A common surveillance problem is the automatic detection of objects concealed under clothing and the identification of those carrying them. As many 2D methods rely on texture information, the application of patterned clothing can be used to camouflage features that may provide a clue as to the shape of the object hidden beneath.
Photometric stereo (PS) is a 3D surface reconstruction technique utilising several images of an object, lit from multiple directions, a particular advantage of which is that it reliably separates textural elements, such as printed patterns, from physical shape offering many possibilities for concealed object detection.
The success of such a technique is primarily dependent on the ability to artificially illuminate the subject considerably more brightly than the ambient lighting. At night, this is readily plausible; and longer wavelength, near-infrared (nIR) lighting allows us to capture the images covertly. However in daytime, sunlight can prevent sufficient illumination of the subject to calculate the surface image, especially at long range.
Certain wavelengths of light are attenuated by airborne moisture considerably more than others. By using a wavelength of light that is heavily attenuated by the atmosphere, in combination with a narrow bandpass filter, we show that it is possible to provide sufficient lighting contrast to perform PS over much longer distances than in previous work.

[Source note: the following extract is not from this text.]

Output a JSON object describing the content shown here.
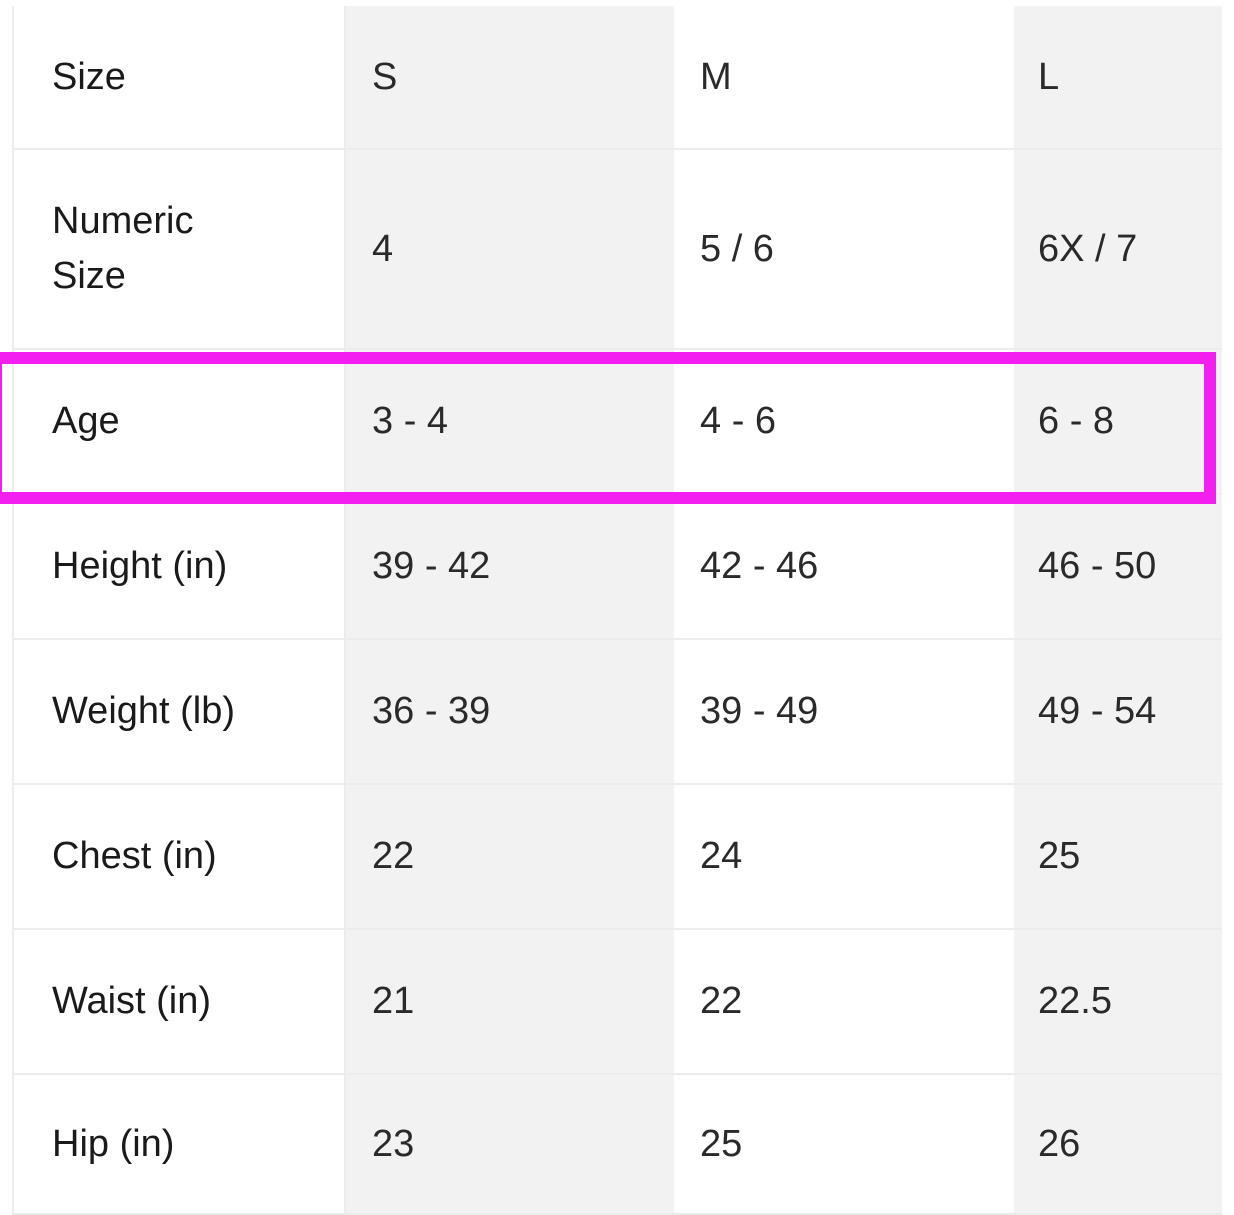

We examine the 940nm wavelength, which falls within one of these spectral regions and evaluate sensor technology equipped with a “black silicon” CMOS, offering extreme light sensitivity, against cameras using traditional silicon sensors, with application to long distance surface reconstruction using PS.
Having shown that we can produce reconstructions of considerably better quality than those from traditional cameras, we present several methods for the reliable detection of concealed objects and recognition of faces, using the high level of surface detail that PS can provide.